6 comments

[ 2.6 ms ] story [ 22.8 ms ] thread
What did we, our children, and so on get for that investment? And what were the opportunity costs of the money, time, and resources?
I am not a scholar of this sort of thing but here is my list:

Positives in the short term: job sustenance at war companies; rayethon, boeing, northrup, et. al. sympathetic(possibly) government in Iraq that will continue to supply oil at roughly current prices.

Negatives: 4 trillion dollars that could have been spent on sustainable energy research and implementation. Human lives gone both on our side and theirs. Ideological aggression from factions in the Middle East countries due to our aggressive actions. Our actions may spark neutral countries to back our enemies.

There are definitely more that I can't think of off the top of my head. Might be wrong on some of these and I would like to hear other people's opinions.

Add to that the high potential for another even more expensive war with Iran, which all the Republican candidates seem to want, except Ron Paul. Even Obama is "leaving it on the table", which is probably code word for "I want it, too, but I'm waiting to be re-elected first.".

I just love how the media seems to think that it's perfectly normal to want another war - it's the "crazy" ones who don't want it.

This is an article about politics and as such it would probably best were it posted elsewhere.
I do wish posters would stop adding their personal editorial comments to headlines. The linked headline does not have the words "...and will tax lower class to pay it off" and in fact, the article itself does not suggest or imply anything of the kind.

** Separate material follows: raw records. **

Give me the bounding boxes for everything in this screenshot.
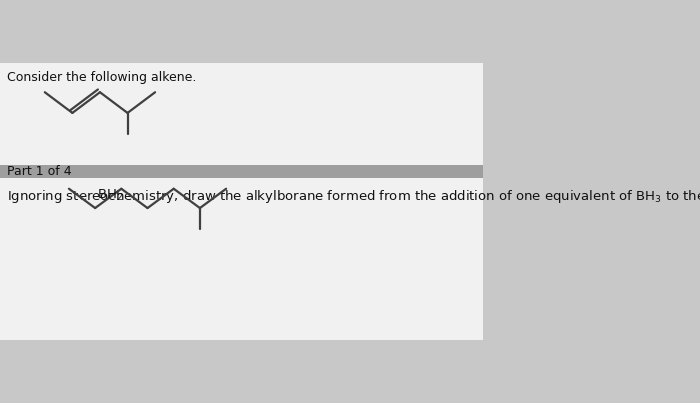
Bar <box>0 164 482 179</box>
Text: Ignoring stereochemistry, draw the alkylborane formed from the addition of one e: Ignoring stereochemistry, draw the alkyl… <box>7 188 700 205</box>
Text: BH$_2$: BH$_2$ <box>97 187 122 203</box>
Text: Consider the following alkene.: Consider the following alkene. <box>7 71 196 84</box>
Text: Part 1 of 4: Part 1 of 4 <box>7 165 71 178</box>
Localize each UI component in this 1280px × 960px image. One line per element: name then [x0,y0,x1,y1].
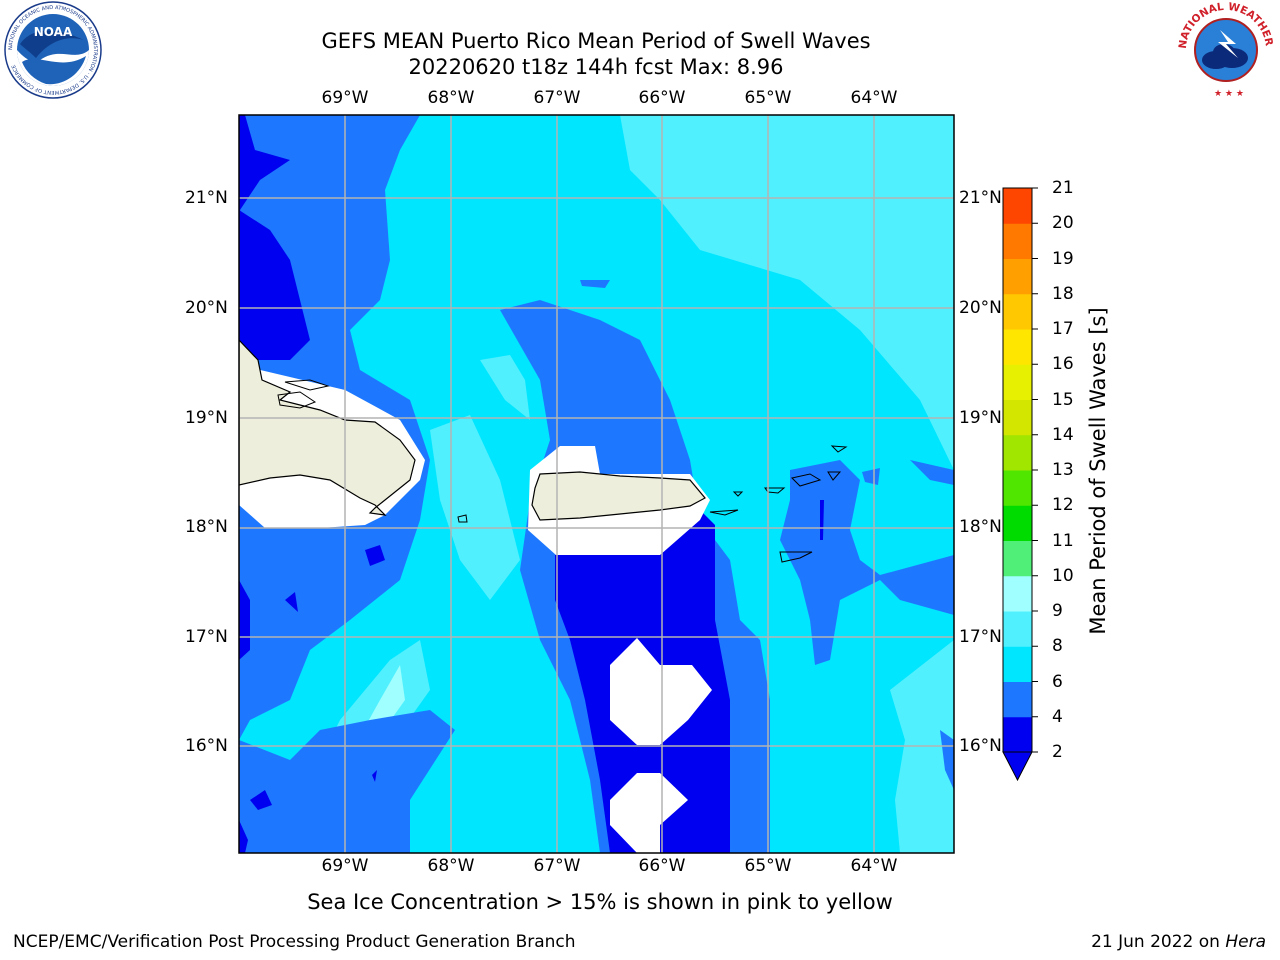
svg-text:★ ★ ★: ★ ★ ★ [1214,89,1244,99]
map-gridlines [239,115,954,853]
sea-ice-note-text: Sea Ice Concentration > 15% is shown in … [307,890,893,914]
colorbar-tick-label: 10 [1052,565,1074,586]
lat-label-left: 21°N [185,188,228,208]
colorbar-segment [1003,505,1032,541]
footer-machine: Hera [1225,932,1266,952]
footer-branch: NCEP/EMC/Verification Post Processing Pr… [13,932,576,952]
colorbar-segment [1003,188,1032,224]
lat-label-left: 19°N [185,408,228,428]
chart-title: GEFS MEAN Puerto Rico Mean Period of Swe… [321,29,871,53]
sea-ice-note: Sea Ice Concentration > 15% is shown in … [0,890,1280,914]
colorbar-tick-label: 9 [1052,601,1063,621]
lat-label-left: 16°N [185,736,228,756]
colorbar-tick-label: 8 [1052,636,1063,657]
noaa-logo: NATIONAL OCEANIC AND ATMOSPHERIC ADMINIS… [4,1,102,99]
colorbar-tick-label: 4 [1052,706,1063,727]
colorbar-tick-label: 16 [1052,354,1074,375]
colorbar-tick-label: 21 [1052,178,1074,198]
lon-label-bottom: 66°W [638,856,686,876]
colorbar-segment [1003,716,1032,753]
colorbar-segment [1003,575,1032,612]
colorbar-segment [1003,293,1032,330]
colorbar-segment [1003,329,1032,365]
lon-label-bottom: 69°W [321,856,369,876]
lon-label-top: 65°W [744,88,792,108]
footer-date: 21 Jun 2022 on Hera [1091,932,1266,952]
colorbar-tick-label: 17 [1052,319,1074,339]
nws-logo: NATIONAL WEATHER SERVICE ★ ★ ★ [1172,0,1275,99]
colorbar-tick-label: 19 [1052,248,1074,269]
no-data-patch-2 [610,773,688,853]
chart-subtitle: 20220620 t18z 144h fcst Max: 8.96 [408,55,784,79]
colorbar-tick-label: 15 [1052,389,1074,410]
period-8-region-ne [620,115,954,470]
colorbar-segment [1003,258,1032,295]
colorbar-segment [1003,646,1032,682]
colorbar-tick-label: 2 [1052,742,1063,762]
colorbar-segment [1003,470,1032,506]
no-data-patch-1 [610,638,712,745]
lat-label-right: 20°N [959,298,1002,318]
lat-label-right: 16°N [959,736,1002,756]
lon-label-bottom: 68°W [427,856,475,876]
noaa-logo-text: NOAA [34,25,73,39]
lat-label-left: 20°N [185,298,228,318]
lon-label-top: 67°W [533,88,581,108]
colorbar-tick-label: 18 [1052,283,1074,304]
lat-label-right: 19°N [959,408,1002,428]
colorbar-segment [1003,540,1032,577]
colorbar-tick-label: 14 [1052,424,1074,445]
lat-label-left: 18°N [185,517,228,537]
colorbar-tick-label: 12 [1052,495,1074,516]
lon-label-top: 66°W [638,88,686,108]
lon-label-top: 64°W [850,88,898,108]
lon-label-bottom: 64°W [850,856,898,876]
period-8-region-mid [480,355,530,420]
colorbar-extend-arrow [1002,751,1033,782]
lon-label-bottom: 65°W [744,856,792,876]
colorbar-segment [1003,681,1032,718]
footer-date-text: 21 Jun 2022 on [1091,932,1226,952]
lon-label-top: 68°W [427,88,475,108]
colorbar-segment [1003,223,1032,259]
colorbar-tick-label: 13 [1052,460,1074,480]
colorbar-segment [1003,611,1032,647]
lat-label-right: 18°N [959,517,1002,537]
lat-label-left: 17°N [185,627,228,647]
colorbar-segment [1003,399,1032,436]
lon-label-top: 69°W [321,88,369,108]
lat-label-right: 21°N [959,188,1002,208]
colorbar-segment [1003,364,1032,400]
colorbar-tick-label: 11 [1052,530,1074,551]
colorbar-segment [1003,434,1032,471]
lon-label-bottom: 67°W [533,856,581,876]
colorbar-tick-label: 6 [1052,671,1063,692]
lat-label-right: 17°N [959,627,1002,647]
hispaniola-land [239,339,416,516]
colorbar-tick-label: 20 [1052,213,1074,234]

I've flagged it, not because it doesn't belong on Hacker News, but because it's been given a stupid spin by the poster.

The headline is completely wrong and misleading. There are two major mistakes:

First, the linked article actually claims that the US will end up spending a total of $4 trillion over the next 50 years, with the costs heavily weighted to the far future. This is very different than claiming that it has already spent $4 trillion.

Second, the linked article does not make any claim as to how the expense will be paid for. The submitter speculates that it will be via taxes on the lower class, but the linked article does not say this and it is, frankly, unlikely. Keep in mind that the top 10% of income earners paid 70% of federal income tax in 2008; the top 50% paid 97.3% of all taxes. If you add in payroll taxes, the situation is much less progressive, but payroll taxes are slated to fund entitlements which are, themselves, highly underfunded; they are in no sense funding the cost of occupying Iraq in the year 2060. I'm sorry, but the US has 1) a high level if income inequality and 2) a highly progressive income tax structure. The combination of the two means that any expense like the Iraq war is going to be borne on the backs of the rich and the middle class. What taxes the "lower class" pay (however you wish to define it) is already spent.